Pas de câlin donc, en revanche, je ne peux pas résister à entremêler mes doigts aux siens. À ma grande surprise, elle ne retire pas sa main. Au contraire, il me semble même qu’elle ressert un peu sa prise, mais difficile à dire avec mes gants.
Pendant plusieurs minutes, nous nous taisons. Et ce silence me fait plus mal que tout le reste. Parce qu’il n’y a jamais eu le moindre silence entre nous. Il y a quelques mois encore, on pouvait passer des nuits entières à discuter de tout et n’importe quoi. Aujourd'hui, je ne sais même plus comment entamer la conversation. Alors, quand se taire devient insoutenable, je lâche la première chose qui me passe par la tête, celle qui me brule les lèvres depuis que j’ai posé les yeux sur elle.
- Tu m’as manqué.
Aussitôt, elle retire sa main. Clac ! Je peux presque entendre le bruit de son esprit qui se ferme.
- Arrête tes conneries, Bennett, gronde-t-elle.
Mais elle manque de conviction, de la hargne à laquelle elle m’a habitué. C’est une supplique plus qu’un ordre, et quand je lève les yeux vers son visage à la recherche des siens, je les vois : les larmes qui ont roulé sur ses joues.
Adelie pleure. Adelie pleure à cause de moi.

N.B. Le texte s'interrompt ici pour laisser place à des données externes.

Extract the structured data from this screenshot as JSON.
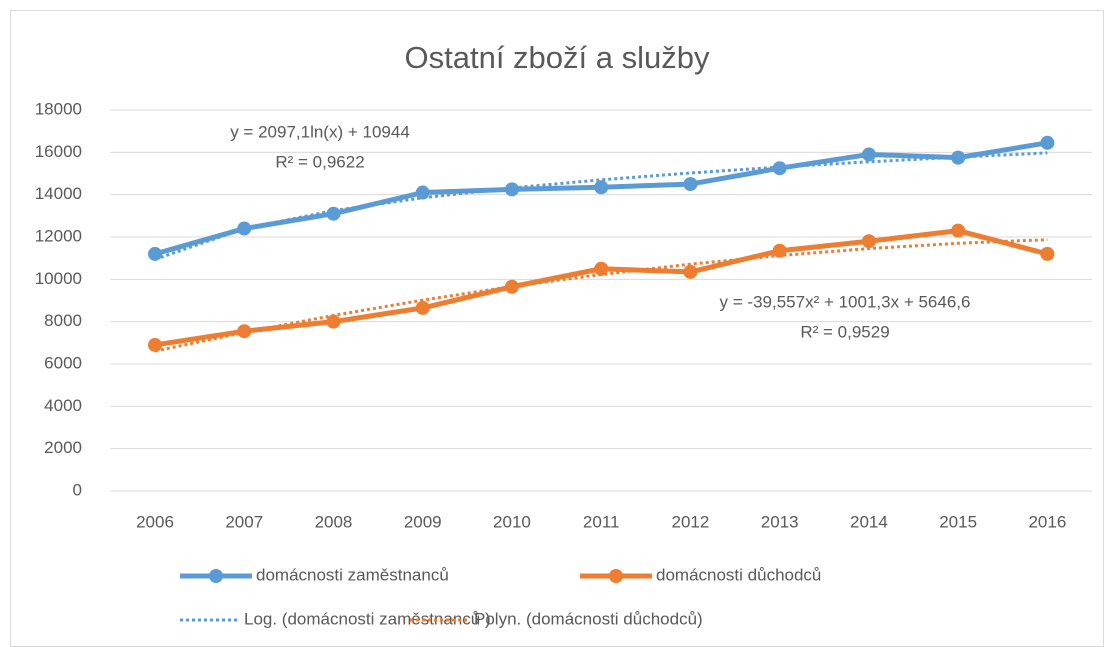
{
  "chart_data": {
    "type": "line",
    "title": "Ostatní zboží a služby",
    "categories": [
      "2006",
      "2007",
      "2008",
      "2009",
      "2010",
      "2011",
      "2012",
      "2013",
      "2014",
      "2015",
      "2016"
    ],
    "series": [
      {
        "name": "domácnosti zaměstnanců",
        "color": "#5b9bd5",
        "dotted": false,
        "markers": true,
        "values": [
          11200,
          12400,
          13100,
          14100,
          14250,
          14350,
          14500,
          15250,
          15900,
          15750,
          16450
        ]
      },
      {
        "name": "domácnosti důchodců",
        "color": "#ed7d31",
        "dotted": false,
        "markers": true,
        "values": [
          6900,
          7550,
          8000,
          8650,
          9650,
          10500,
          10350,
          11350,
          11800,
          12300,
          11200
        ]
      },
      {
        "name": "Log. (domácnosti zaměstnanců )",
        "color": "#5b9bd5",
        "dotted": true,
        "markers": false,
        "values": [
          10944,
          12398,
          13248,
          13851,
          14319,
          14701,
          15025,
          15305,
          15552,
          15773,
          15973
        ]
      },
      {
        "name": "Polyn. (domácnosti důchodců)",
        "color": "#ed7d31",
        "dotted": true,
        "markers": false,
        "values": [
          6608,
          7491,
          8294,
          9018,
          9663,
          10230,
          10717,
          11124,
          11453,
          11703,
          11873
        ]
      }
    ],
    "annotations": [
      {
        "lines": [
          "y = 2097,1ln(x) + 10944",
          "R² = 0,9622"
        ]
      },
      {
        "lines": [
          "y = -39,557x² + 1001,3x + 5646,6",
          "R² = 0,9529"
        ]
      }
    ],
    "ylim": [
      0,
      18000
    ],
    "yticks": [
      0,
      2000,
      4000,
      6000,
      8000,
      10000,
      12000,
      14000,
      16000,
      18000
    ],
    "grid": true,
    "legend": "bottom"
  }
}
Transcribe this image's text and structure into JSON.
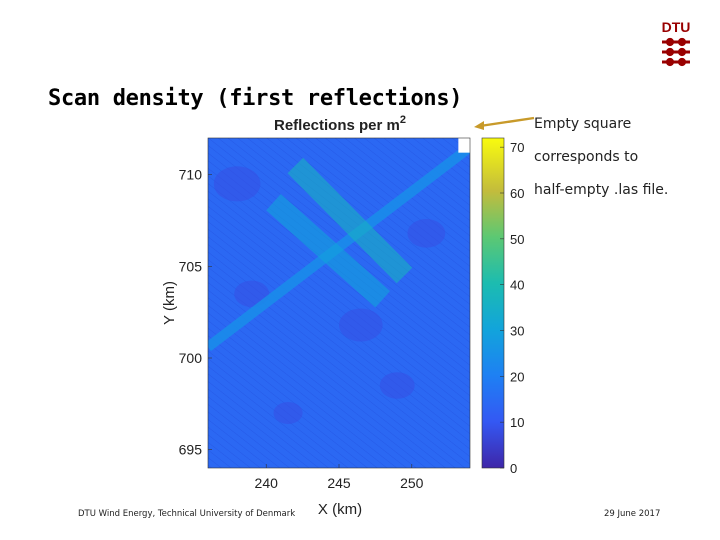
{
  "slide": {
    "title": "Scan density (first reflections)",
    "note_lines": [
      "Empty square",
      "corresponds to",
      "half-empty .las file."
    ],
    "footer_left": "DTU Wind Energy, Technical University of Denmark",
    "footer_right": "29 June 2017",
    "logo_text": "DTU",
    "logo_color": "#990000",
    "arrow_color": "#c89a2a"
  },
  "chart_data": {
    "type": "heatmap",
    "title": "Reflections per m",
    "title_superscript": "2",
    "xlabel": "X (km)",
    "ylabel": "Y (km)",
    "xlim": [
      236,
      254
    ],
    "ylim": [
      694,
      712
    ],
    "xticks": [
      240,
      245,
      250
    ],
    "yticks": [
      695,
      700,
      705,
      710
    ],
    "colorbar": {
      "range": [
        0,
        72
      ],
      "ticks": [
        0,
        10,
        20,
        30,
        40,
        50,
        60,
        70
      ],
      "colormap": "parula"
    },
    "background_density": 14,
    "flight_strips": [
      {
        "direction": "diagonal",
        "from": [
          236,
          700.6
        ],
        "to": [
          254,
          711.5
        ],
        "density": 24
      },
      {
        "direction": "diagonal",
        "from": [
          240.5,
          708.5
        ],
        "to": [
          248,
          703.2
        ],
        "density": 30
      },
      {
        "direction": "diagonal",
        "from": [
          242,
          710.5
        ],
        "to": [
          249.5,
          704.5
        ],
        "density": 36
      }
    ],
    "empty_square": {
      "x": [
        253.2,
        254
      ],
      "y": [
        711.2,
        712
      ],
      "note": "no data"
    }
  }
}
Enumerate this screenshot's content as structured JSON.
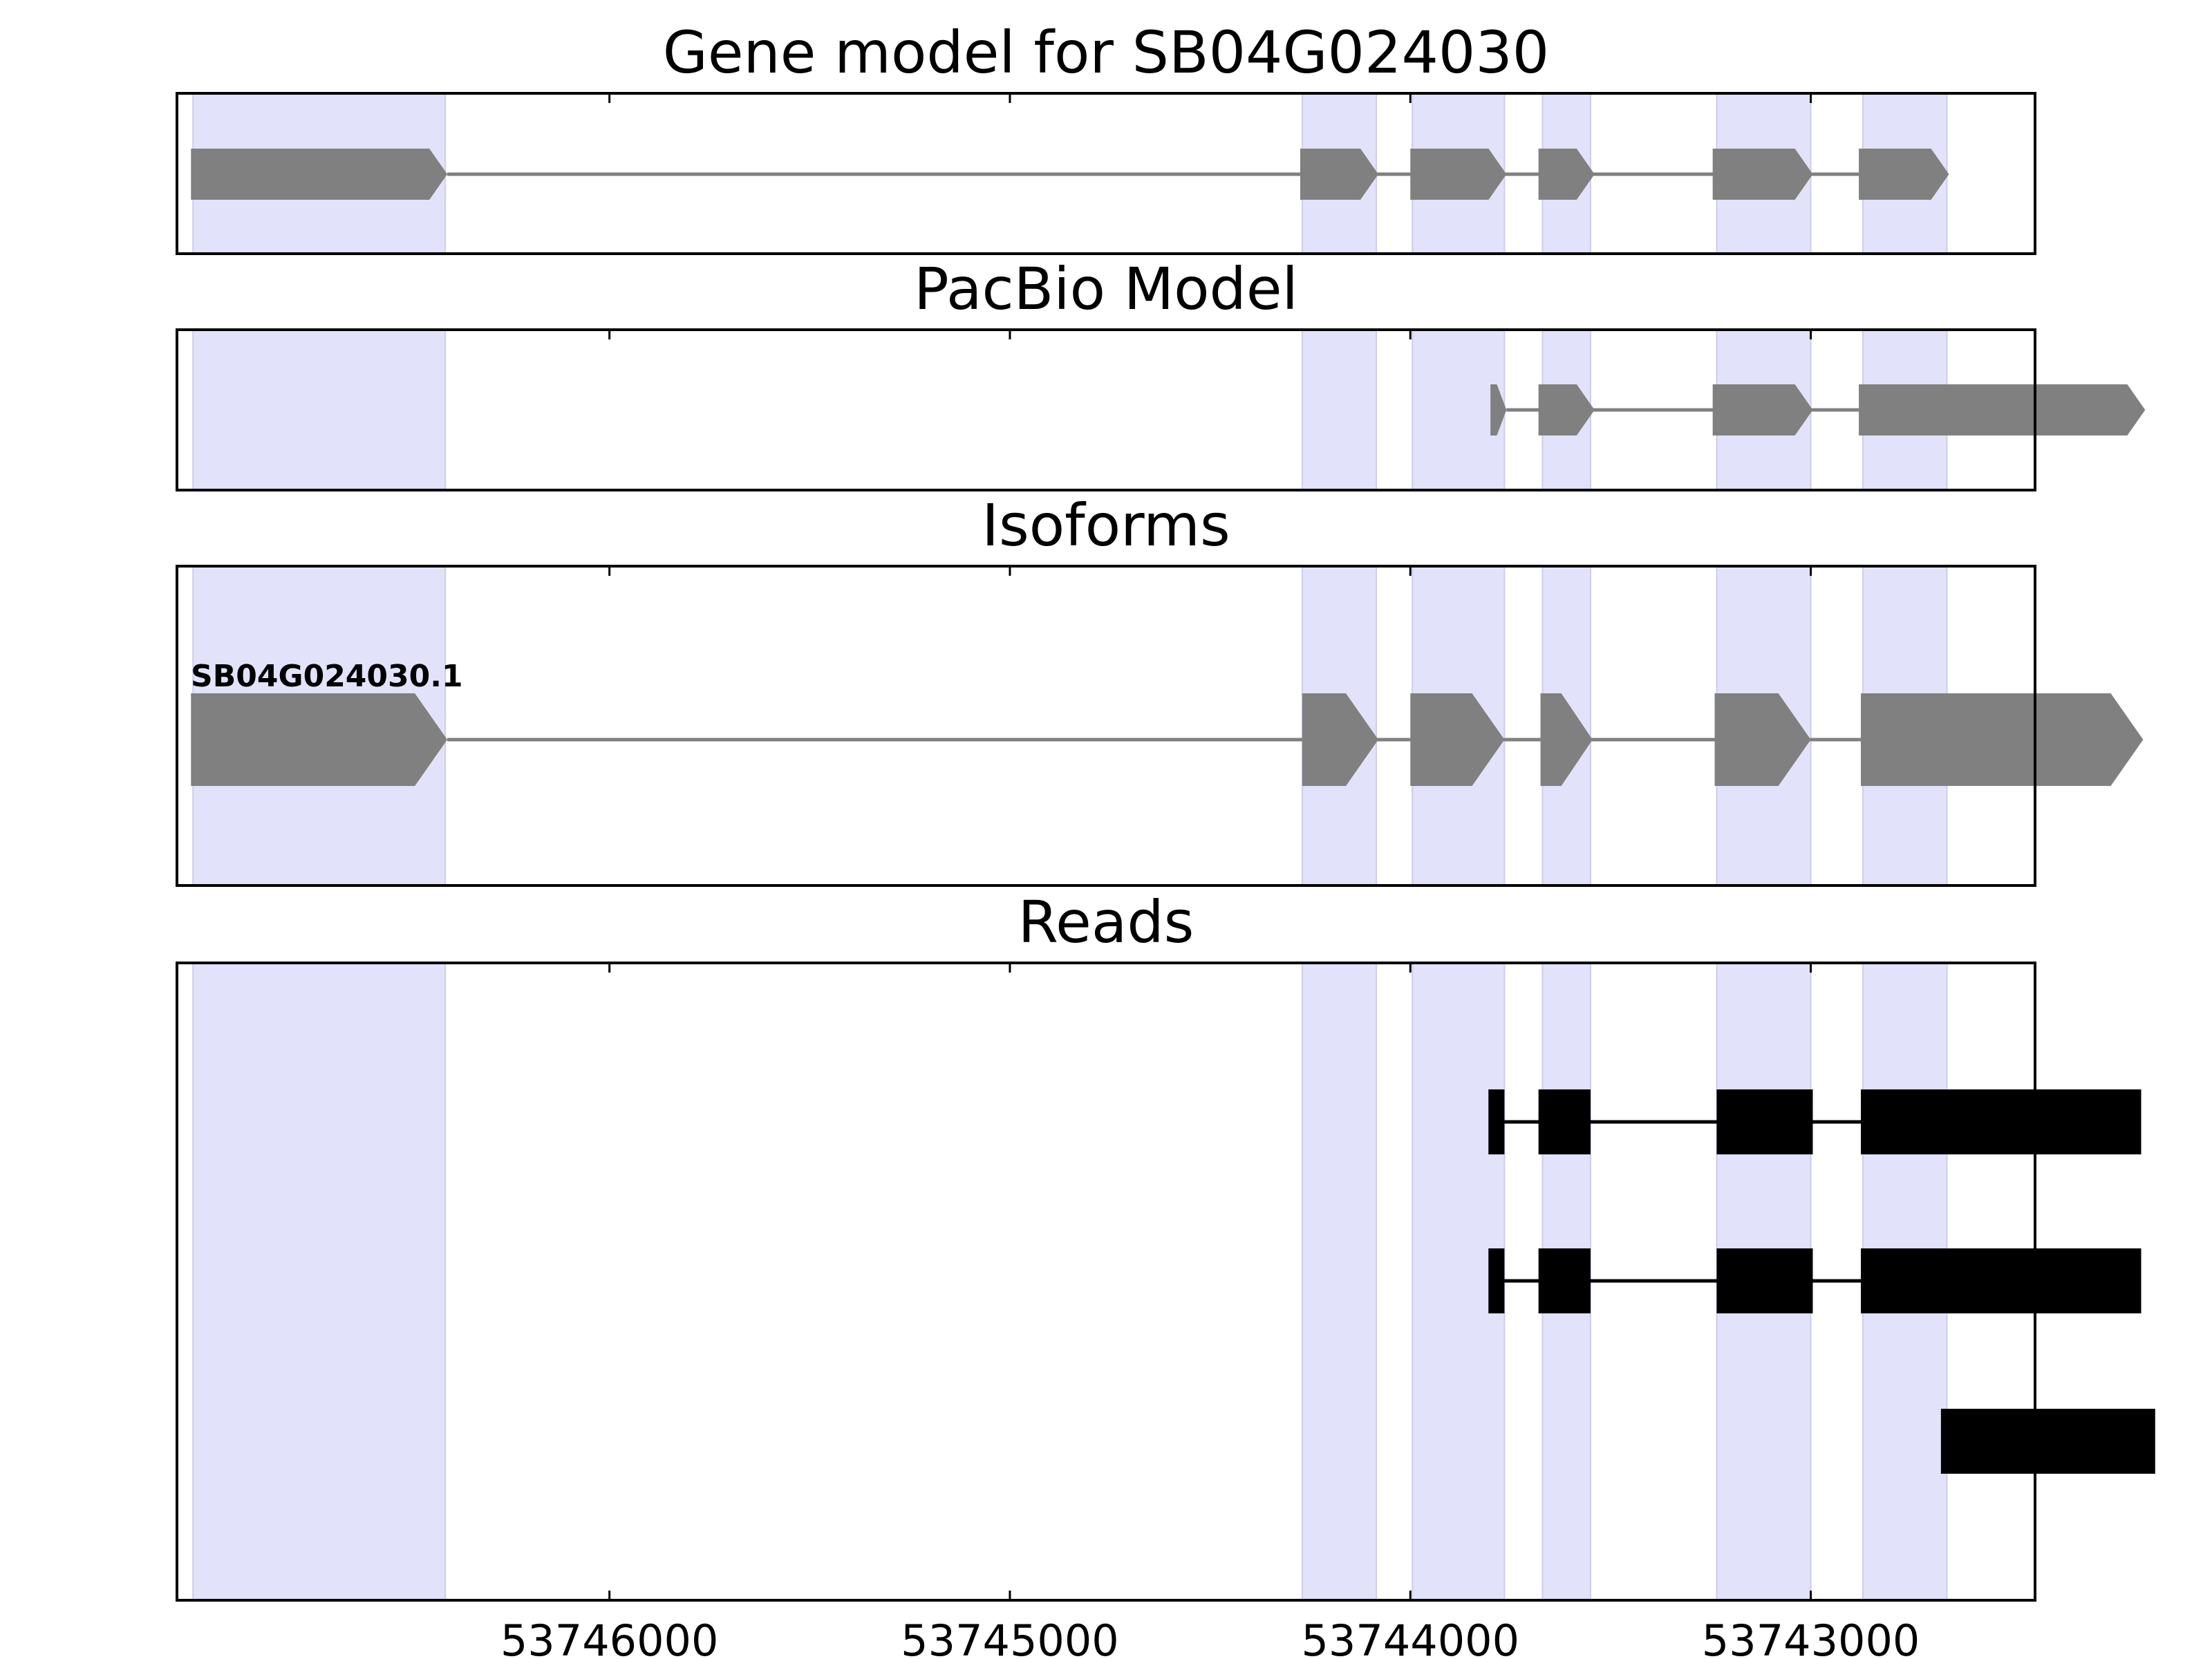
{
  "chart_data": {
    "type": "gene-track",
    "x_axis": {
      "reversed": true,
      "xlim": [
        53747080,
        53742440
      ],
      "ticks": [
        53746000,
        53745000,
        53744000,
        53743000
      ],
      "tick_labels": [
        "53746000",
        "53745000",
        "53744000",
        "53743000"
      ]
    },
    "highlight_color": "#e2e2fb",
    "highlight_regions": [
      [
        53747040,
        53746410
      ],
      [
        53744270,
        53744085
      ],
      [
        53743995,
        53743765
      ],
      [
        53743670,
        53743550
      ],
      [
        53743235,
        53743000
      ],
      [
        53742870,
        53742660
      ]
    ],
    "panels": [
      {
        "id": "gene-model",
        "title": "Gene model for SB04G024030",
        "color": "#808080",
        "tracks": [
          {
            "label": "",
            "exons": [
              [
                53747045,
                53746405
              ],
              [
                53744275,
                53744080
              ],
              [
                53744000,
                53743760
              ],
              [
                53743680,
                53743540
              ],
              [
                53743245,
                53742995
              ],
              [
                53742880,
                53742655
              ]
            ]
          }
        ]
      },
      {
        "id": "pacbio-model",
        "title": "PacBio Model",
        "color": "#808080",
        "tracks": [
          {
            "label": "",
            "exons": [
              [
                53743800,
                53743760
              ],
              [
                53743680,
                53743540
              ],
              [
                53743245,
                53742995
              ],
              [
                53742880,
                53742165
              ]
            ]
          }
        ]
      },
      {
        "id": "isoforms",
        "title": "Isoforms",
        "color": "#808080",
        "tracks": [
          {
            "label": "SB04G024030.1",
            "exons": [
              [
                53747045,
                53746405
              ],
              [
                53744270,
                53744080
              ],
              [
                53744000,
                53743765
              ],
              [
                53743675,
                53743545
              ],
              [
                53743240,
                53743000
              ],
              [
                53742875,
                53742170
              ]
            ]
          }
        ]
      },
      {
        "id": "reads",
        "title": "Reads",
        "color": "#000000",
        "tracks": [
          {
            "label": "",
            "exons": [
              [
                53743805,
                53743765
              ],
              [
                53743680,
                53743550
              ],
              [
                53743235,
                53742995
              ],
              [
                53742875,
                53742175
              ]
            ]
          },
          {
            "label": "",
            "exons": [
              [
                53743805,
                53743765
              ],
              [
                53743680,
                53743550
              ],
              [
                53743235,
                53742995
              ],
              [
                53742875,
                53742175
              ]
            ]
          },
          {
            "label": "",
            "exons": [
              [
                53742675,
                53742140
              ]
            ]
          }
        ]
      }
    ]
  }
}
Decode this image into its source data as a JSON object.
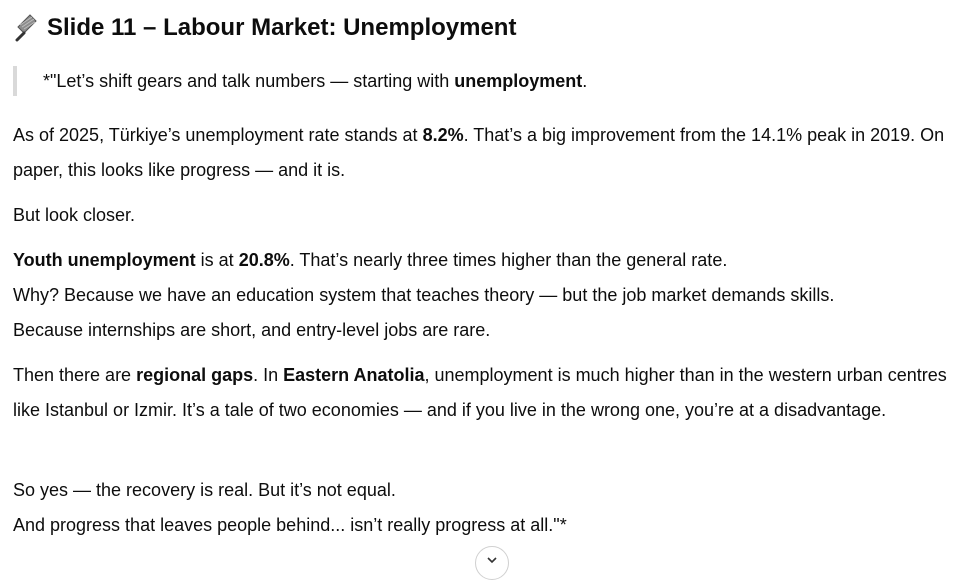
{
  "heading": {
    "icon": "microphone-icon",
    "title": "Slide 11 – Labour Market: Unemployment"
  },
  "quote": {
    "prefix": "*\"Let’s shift gears and talk numbers — starting with ",
    "bold": "unemployment",
    "suffix": "."
  },
  "p1": {
    "t1": "As of 2025, Türkiye’s unemployment rate stands at ",
    "b1": "8.2%",
    "t2": ". That’s a big improvement from the 14.1% peak in 2019. On paper, this looks like progress — and it is."
  },
  "p2": {
    "t1": "But look closer."
  },
  "p3": {
    "b1": "Youth unemployment",
    "t1": " is at ",
    "b2": "20.8%",
    "t2": ". That’s nearly three times higher than the general rate.",
    "line2": "Why? Because we have an education system that teaches theory — but the job market demands skills.",
    "line3": "Because internships are short, and entry-level jobs are rare."
  },
  "p4": {
    "t1": "Then there are ",
    "b1": "regional gaps",
    "t2": ". In ",
    "b2": "Eastern Anatolia",
    "t3": ", unemployment is much higher than in the western urban centres like Istanbul or Izmir. It’s a tale of two economies — and if you live in the wrong one, you’re at a disadvantage."
  },
  "p5": {
    "line1": "So yes — the recovery is real. But it’s not equal.",
    "line2": "And progress that leaves people behind... isn’t really progress at all.\"*"
  },
  "scroll": {
    "icon": "chevron-down-icon"
  }
}
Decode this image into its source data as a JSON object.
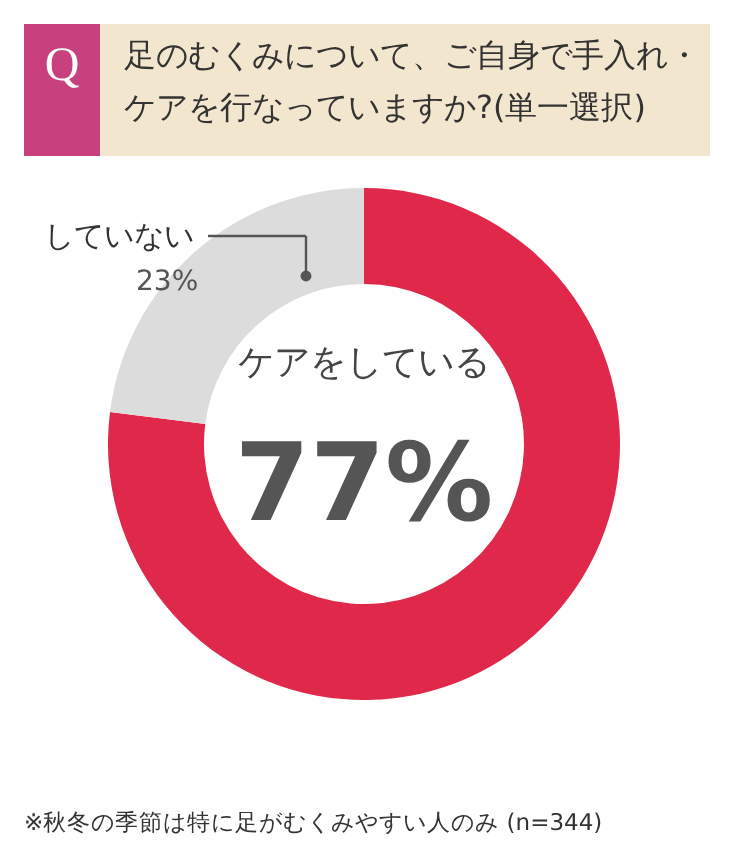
{
  "chart_data": {
    "type": "donut",
    "title": "足のむくみについて、ご自身で手入れ・ケアを行なっていますか?(単一選択)",
    "categories": [
      "ケアをしている",
      "していない"
    ],
    "values": [
      77,
      23
    ],
    "colors": [
      "#e0284a",
      "#dcdcdc"
    ],
    "value_labels": [
      "77%",
      "23%"
    ],
    "legend": false,
    "annotations": [
      "Q",
      "※秋冬の季節は特に足がむくみやすい人のみ (n=344)"
    ]
  }
}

Une fois encore, je me retiens de justesse de l’enlacer.
Mais déjà, elle se lève, s’éloigne, croise les bras sur sa poitrine et se place face à moi, à distance, là où je ne peux pas l’atteindre. Malgré tout, je me penche et attrape ses poignets pour l’attirer plus près. Ses jambes viennent se caler entre les miennes, mais seules nos mains sont en contact.
- Ce ne sont pas des conneries, Hewitt. Tu m’as manqué.
Elle m’échappe à nouveau quand elle détourne le regard.
- Je croyais que tu avais quelque chose à me proposer.
C’est maintenant que tout se joue. J’inspire un coup pour me donner du courage et l’air glacial me brûle la gorge et les poumons.
- Une nuit.
- Quoi ?
- C’est tout ce que je te demande. Donne-moi une nuit, cette nuit, pour te prouver que tu m’as manqué, que je t’aime. Une nuit, jusqu’à ce que le soleil se lève, et si demain matin, tu n’as pas changé d’avis, si tu ne veux plus rien avoir à faire avec moi, alors je te laisserai tranquille. Il n’y aura plus de drague, plus d’amitié. Passe une nuit avec moi, Delilah. Une nuit, s’il te plaît.
Elle se mord la lèvre. Elle hésite. Je peux voir la bataille intérieure qui l’anime. J’entends presque les rouages de son cerveau tourner, ses neurones s’activer à peser le pour et le contre.
- Et si j’avais des projets pour ce soir ?
- Je te demanderais une nuit, une autre nuit, mais une nuit quand même. Mais je sais que tu n’as pas de projets pour ce soir.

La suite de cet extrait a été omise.